Every Sunday Fox Sports Reporter Erin Andrews was front and center during the biggest football game of the week, but behind the microphone this season she battled a much bigger opponent than any team did on the field.
Andrews told Sports Illustrated’s Monday Morning Quarterback, she was battling cervical cancer during this football season.
Andrews had surgery on October 11, but five days later, she was on the sideline reporting for the Packers vs. Cowboys game. She told her doctors that she wasn't watching any games from home this year because it is Fox's Super Bowl year. She was officially declared cancer free on November 17, with no need for radiation.
Andrews is one of 14,000 thousand Americans affected by cervical cancer each year.

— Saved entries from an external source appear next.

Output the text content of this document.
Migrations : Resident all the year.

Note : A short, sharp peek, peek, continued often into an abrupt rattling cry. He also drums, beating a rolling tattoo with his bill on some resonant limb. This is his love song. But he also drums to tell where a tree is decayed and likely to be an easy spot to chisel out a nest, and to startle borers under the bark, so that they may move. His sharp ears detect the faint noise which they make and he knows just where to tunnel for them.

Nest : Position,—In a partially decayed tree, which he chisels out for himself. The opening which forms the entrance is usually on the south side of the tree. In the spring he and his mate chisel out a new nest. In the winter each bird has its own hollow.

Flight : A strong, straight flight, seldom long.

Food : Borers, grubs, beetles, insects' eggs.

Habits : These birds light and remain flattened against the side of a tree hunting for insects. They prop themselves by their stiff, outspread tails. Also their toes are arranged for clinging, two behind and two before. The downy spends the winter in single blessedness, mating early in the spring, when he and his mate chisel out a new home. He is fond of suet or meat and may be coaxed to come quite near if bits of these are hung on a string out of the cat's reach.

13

Dr. Melissa Geller with the University of Minnesota says the common cause for cervical cancer is HPV and hopes this news will open the door to more people getting the testing that's needed.
“Whenever these stars or people who are in the media are associated with these types of things, people start to think about it,” said Geller. “Maybe this will bring more attention, more light to the HPV vaccine. Hopefully Erin was treated early enough that often times we can sure this with surgery alone and patients go on to live long, full lives.”
Dr. Geller says that 80 million Americans have HPV. The best way to prevent getting it is to get vaccinated as a child between the ages of 9 and 26. The optimal age for the vaccine is 11 or 12 years old. Without vaccinations, physicians can catch cancers, like cervical cancer with regular testing.